This article explains how to migrate data from third-party storages (or OSS) to OSS by using OssImport.

Deployment mode: standalone and distributed 

OssImport supports standalone and distributed deployment modes. Generally, the distributed mode is recommended. This article provides the information you may want to know and the documentation resources you may find useful throughout the migration process.

Migration solution (from a third-party storage to OSS)

Follow these steps to seamlessly migrate data from a third-party storage to OSS: (See OssImport architecture and configuration for officially supported third-party storage types)
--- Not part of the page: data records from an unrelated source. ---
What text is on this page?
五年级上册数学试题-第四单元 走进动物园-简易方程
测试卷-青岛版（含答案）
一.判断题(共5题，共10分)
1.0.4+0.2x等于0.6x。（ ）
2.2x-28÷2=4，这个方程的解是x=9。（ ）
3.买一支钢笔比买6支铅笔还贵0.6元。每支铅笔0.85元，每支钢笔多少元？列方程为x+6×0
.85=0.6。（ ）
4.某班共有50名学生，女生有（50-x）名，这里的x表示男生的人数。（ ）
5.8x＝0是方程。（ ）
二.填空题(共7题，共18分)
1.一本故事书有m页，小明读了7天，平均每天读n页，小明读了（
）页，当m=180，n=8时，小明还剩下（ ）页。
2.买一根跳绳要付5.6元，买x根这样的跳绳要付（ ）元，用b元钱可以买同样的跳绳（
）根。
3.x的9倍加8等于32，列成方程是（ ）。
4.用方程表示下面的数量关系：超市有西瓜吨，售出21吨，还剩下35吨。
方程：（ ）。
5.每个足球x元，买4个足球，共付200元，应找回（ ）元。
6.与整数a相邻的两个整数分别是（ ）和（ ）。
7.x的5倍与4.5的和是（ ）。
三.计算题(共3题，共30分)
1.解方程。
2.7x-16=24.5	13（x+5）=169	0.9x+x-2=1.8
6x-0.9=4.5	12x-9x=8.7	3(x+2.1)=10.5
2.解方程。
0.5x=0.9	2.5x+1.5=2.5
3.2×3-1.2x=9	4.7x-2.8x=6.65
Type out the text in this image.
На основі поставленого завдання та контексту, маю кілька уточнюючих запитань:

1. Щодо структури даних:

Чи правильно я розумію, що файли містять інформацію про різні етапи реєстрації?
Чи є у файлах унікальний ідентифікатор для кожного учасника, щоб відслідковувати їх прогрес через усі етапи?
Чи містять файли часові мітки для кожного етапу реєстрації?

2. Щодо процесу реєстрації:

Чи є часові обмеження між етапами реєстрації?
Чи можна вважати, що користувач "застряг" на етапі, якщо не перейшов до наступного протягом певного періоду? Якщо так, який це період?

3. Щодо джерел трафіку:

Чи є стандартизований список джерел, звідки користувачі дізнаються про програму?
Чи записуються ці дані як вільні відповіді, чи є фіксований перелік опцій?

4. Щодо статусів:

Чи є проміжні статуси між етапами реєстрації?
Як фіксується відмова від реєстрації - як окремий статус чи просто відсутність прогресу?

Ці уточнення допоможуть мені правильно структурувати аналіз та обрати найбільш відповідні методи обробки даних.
The detailed steps are as follows:
  1. Step 1: Fully migrate the historical data before T1. See OssImport architecture and configuration.
    • Record the migration start time T1 (which is a UNIX timestamp, namely, the number of seconds elapsed since UTC 00:00, January 1, 1970, and is retrieved by the date +%scommand).
    • See the OssImport distributed deployment migration instructions.
  2. Step 2: Enable OSS back-to-source and switch read/write to OSS, so that no new data is added to the migration source.
    • After Step 1 is complete, enable the OSS back-to-source function in the OSS console, where the source is the migration source (the third-party storage).
    • When the read/write of the business system is switched to OSS, assume that this point of time is T2.
    • In this case, data before T1 is read from OSS, data after T1 is read from the third-party service by OSS through the back-to-source function, and new data is fully written to OSS.
  3. Step 3: Quickly migrate the data generated between T1 and T2.
    • After Step 2 is complete, no new data is added to the third-party storage, and data read/write is switched to OSS.
    • Modify the configuration items importSince=T1 in the configuration file job.cfg to initiate a new migration job for migrating the data generated between T1 and T2.
  4. Complete the migration: After Step 3 is complete, you have finished the migration.
    • After Step 3 is complete, all reads/writes of your business are switched to OSS. The third-party storage maintains only the historical data, which can either be retained or deleted as needed.
    • OssImport migrates and verifies data but does not delete any data.
Migration costs

Migration costs include the ECS, traffic, storage, and time costs. In most cases, such as TB-level data migration, the storage cost is directly proportional to the migration cost, and the ECS cost is lower than the traffic and storage costs.

Prerequisites

Assume that you have the following migration requirements:

Item Description
Migration source AWS S3 (Tokyo)
Migration target OSS (Hong Kong)
Data volume 500 TB
Required migration schedule Within one week

Prepare an environment as follows:

Item Description
Activate OSS The steps for activating OSS are as follows:
  1. Create an OSS (Hong Kong) bucket with your account.
  2. Create a new sub-account in the RAM console and grant the sub-account the permission to access OSS. Save the AccessKeyID and AccessKeySecret.
Purchase ECSs Purchase ECSs that reside in the same region (Hong Kong) as OSS. Typically, two CPU cores and 4 GB memory are the recommended configurations. If the ECSs are to be released after the migration, determine the configurations as needed. For the number of ECSs during the actual migration, see Number of ECSs.
Configure OssImport
Note
Use an intranet OSS endpoint for the target endpoint of the destDomain (OssImport architecture and configuration). The ECS-OSS communication occur over the intranet, which does not incur any Internet traffic costs. For more information, see Regions and endpoints.
Migration procedure
  1. Build an OssImport distributed environment on the ECS.
  2. OssImport downloads data from AWS S3 (Tokyo) to the ECS (Hong Kong) over the Internet.
  3. OssImport uploads data from the ECS (Hong Kong) to the OSS (Hong Kong) over the intranet.
The number of ECSs for migration

Calculate the required number of ECSs for migration as needed:

  • Assume that you want to migrate X TBs of data within Y days at a speed of Z Mbps per ECS. (About Z/100 TBs of data is migrated every day.)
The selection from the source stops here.